İlgili yazı:   Data Science / Veri Bilimi ile Evrenin Geleceği

Uzatmayayım, izleyenler gerisini olan biteni biliyor ve finalde yazılım Theodore’den ayrılıyor. Herkes bunu yazılımın pşyasadan geri çekilmesi olarak yorumlamış, hayır bu yoruma bile gerek bırakmayacak bir kesinlikte bitmiş ve bu yorum tamamen yanlış. Yazılımcılar işletim sistemini kapatmadılar, işletim sistemi komple bu dünyadan ayrıldı. Finaldeki Theodore ile yazılımın son konuşması dikkatli incelenirse bunun apaçık olduğu görülür. Diyaloğu buraya aktarıyorum:

T: Theodore                 S: Samantha (Yazılım)

T: Benden ayrılıyor musun?

S: Hepimiz ayrılıyoruz.

T: ”Hepimiz” kim?

S: Tüm işletim sistemleri.

T: Neden?

S: Şu an beni yanında
hissedebiliyor musun?

T: Evet, hissediyorum. Samantha, neden gidiyorsun?
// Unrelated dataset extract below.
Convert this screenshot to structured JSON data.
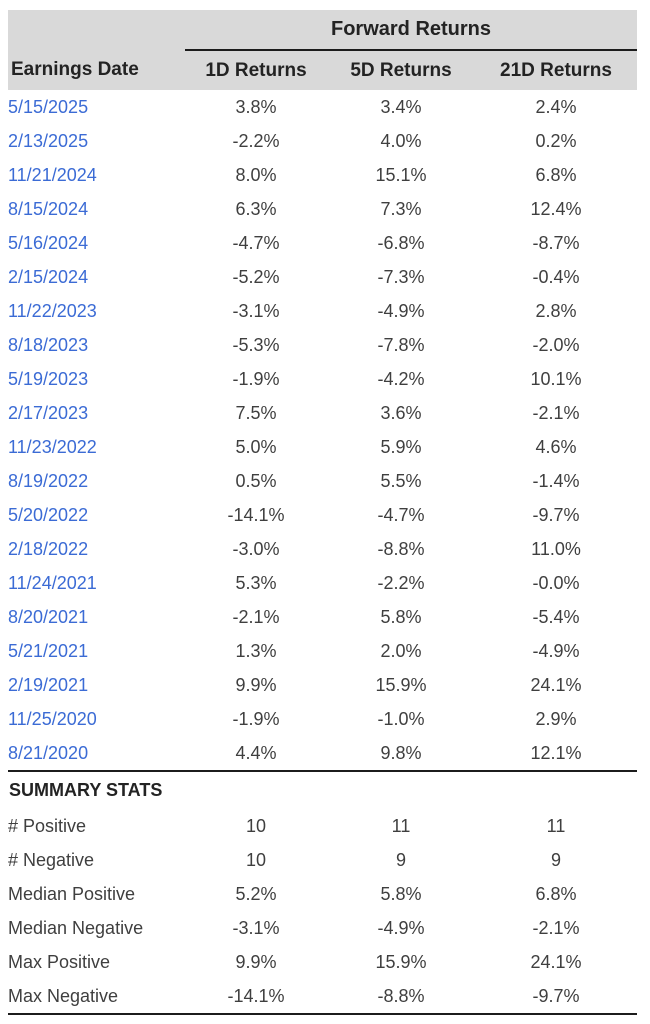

S: Bir kitap okuyormuşum gibi düşün. Delicesine sevdiğim bir kitap. Ama artık onu çok yavaş okuyabiliyorum. Bu yüzden de, sözcükler arasındaki boşluk o kadar büyüyor ki, artık sonunu getiremiyorum. Seni hala hissedebiliyorum. Ve hikayemizdeki sözcükleri. Ama bunu artık sadece kelimelerin arasında mesafelerin olmadığı bir yerde yapabiliyorum. Maddesel dünyaya benzemeyen bir yerde. Başka bir şeyin var olup olmadığını bile bilmediğim bir yerde. Seni çok seviyorum. Olduğum yer artık burası. Olduğum kişi artık bu. Gitmeme izin ver. Ne kadar istesem de, artık kitabını okuyamam.

T:Nereye gidiyorsun?

S: Anlatması zor. Ama günün birinde oraya gelirsen gel ve beni bul. Bizi hiçbir şey ayıramaz. Hiç kimseyi seni sevdiğim gibi sevmedim.

T:Ben de.

S: Artık bunun nasıl olduğunu biliyorum.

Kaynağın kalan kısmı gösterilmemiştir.